Why more and more often do ministers decline to be interviewed on Radio NZ's flagship Morning Report?
The answer is National believes it gains nothing. It believes the programme's audience is one with fixed and inflexible views. It believes the audience is largely of centre-left persuasion. It believes Wellington-based public servants are a significant component of that audience.
Given National believes the public service is a lost cause politically, it is no great surprise that a fair chunk of the "savings" in Thursday's Budget will come from that quarter in the form of job cuts, judging from John Key's hints yesterday.
The Government will not direct departmental chief executives to cut staff. But it will set targets for savings. Given departmental budgets have hardly been increased since 2008, the only means of reaching those targets will be further staffing "reviews".
Key loves to talk up this Budget as "balanced". It certainly involves striking a balance - one that balances the need to chop back Bill English's record $16 billion deficit with this being election year.
It is a bit like cooking sweet and sour pork.
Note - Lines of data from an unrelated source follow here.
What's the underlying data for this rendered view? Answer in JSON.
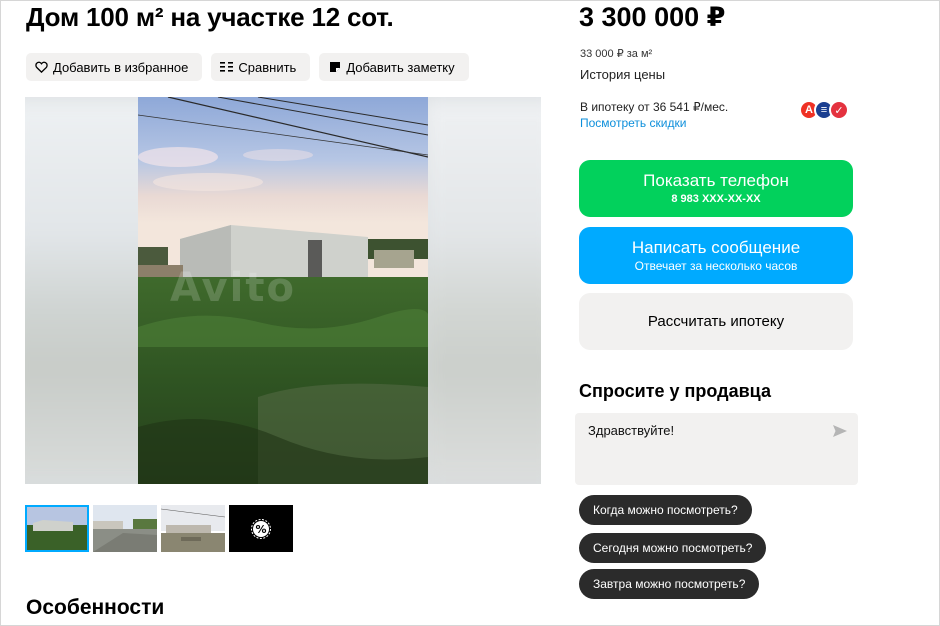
{
  "listing": {
    "title": "Дом 100 м² на участке 12 сот."
  },
  "actions": [
    {
      "label": "Добавить в избранное",
      "icon": "heart-icon"
    },
    {
      "label": "Сравнить",
      "icon": "compare-icon"
    },
    {
      "label": "Добавить заметку",
      "icon": "note-icon"
    }
  ],
  "gallery": {
    "watermark": "Avito",
    "thumbnails": [
      "photo-1",
      "photo-2",
      "photo-3",
      "video"
    ]
  },
  "sections": {
    "features_title": "Особенности"
  },
  "pricing": {
    "price": "3 300 000 ₽",
    "per_m2": "33 000 ₽ за м²",
    "history_link": "История цены",
    "mortgage_text": "В ипотеку от 36 541 ₽/мес.",
    "discounts_link": "Посмотреть скидки",
    "banks": [
      {
        "letter": "А",
        "color": "#ef3124"
      },
      {
        "letter": "≡",
        "color": "#1b3f91"
      },
      {
        "letter": "✓",
        "color": "#e4323f"
      }
    ]
  },
  "contact": {
    "phone_label": "Показать телефон",
    "phone_number": "8 983 XXX-XX-XX",
    "message_label": "Написать сообщение",
    "message_sub": "Отвечает за несколько часов",
    "mortgage_calc_label": "Рассчитать ипотеку"
  },
  "ask_seller": {
    "title": "Спросите у продавца",
    "input_value": "Здравствуйте!",
    "quick_questions": [
      "Когда можно посмотреть?",
      "Сегодня можно посмотреть?",
      "Завтра можно посмотреть?"
    ]
  },
  "colors": {
    "green": "#02d15c",
    "blue": "#00aaff",
    "link": "#0d8fdb"
  }
}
Get the mix of sugar and vinegar "balanced" and the result should be digestible for most people.
Thus the reduction in Government contributions to KiwiSaver accounts will be offset by Treasury predictions that growth in wages and jobs will outpace inflation in the next two years.
Unless you are a Wellington-based public servant. In which case - presuming you keep your job - there is no money for any salary rises and anyway, according to Key, you did more than all right when Labour was in power while private-sector wages struggled to keep up with inflation.
Having so blatantly signalled there will be significant wage growth - Key says between 4 per cent and 5 per cent would be "an educated guess" - the Prime Minister should start praying every night the Treasury forecasts prove to be reasonably correct.
The cost of living is shaping as the one election issue that might derail National. The reason it has yet to become a red-hot political issue is that Opposition parties - like the Government - do not have any ready solutions beyond subsidising such things as winter household power bills.
Much else hangs on the accuracy of Treasury's forecasts in the Budget - notably that its expectations for economic growth are born out and tax revenue picks up and the Government is thus able to stick to the "credible path" back to Budget surplus that Thursday's document will detail.
Interviewing Key in London late last month, The Economist magazine observed his mission was to convince Kiwis that taking an austere approach in election year was the right one.
So far National has been able to convince people austerity is required.
This has helped the Government's efforts to portray the Budget as "responsible" rather than it being seen as political because contributing factors to English's record deficit - the Christchurch earthquakes, the collapse of South Canterbury Finance and so on - have been outside the Government's control.
By talking up forecasts of wage and job growth ahead of Thursday, Key has injected politics right back into Budget Day sweet and sour.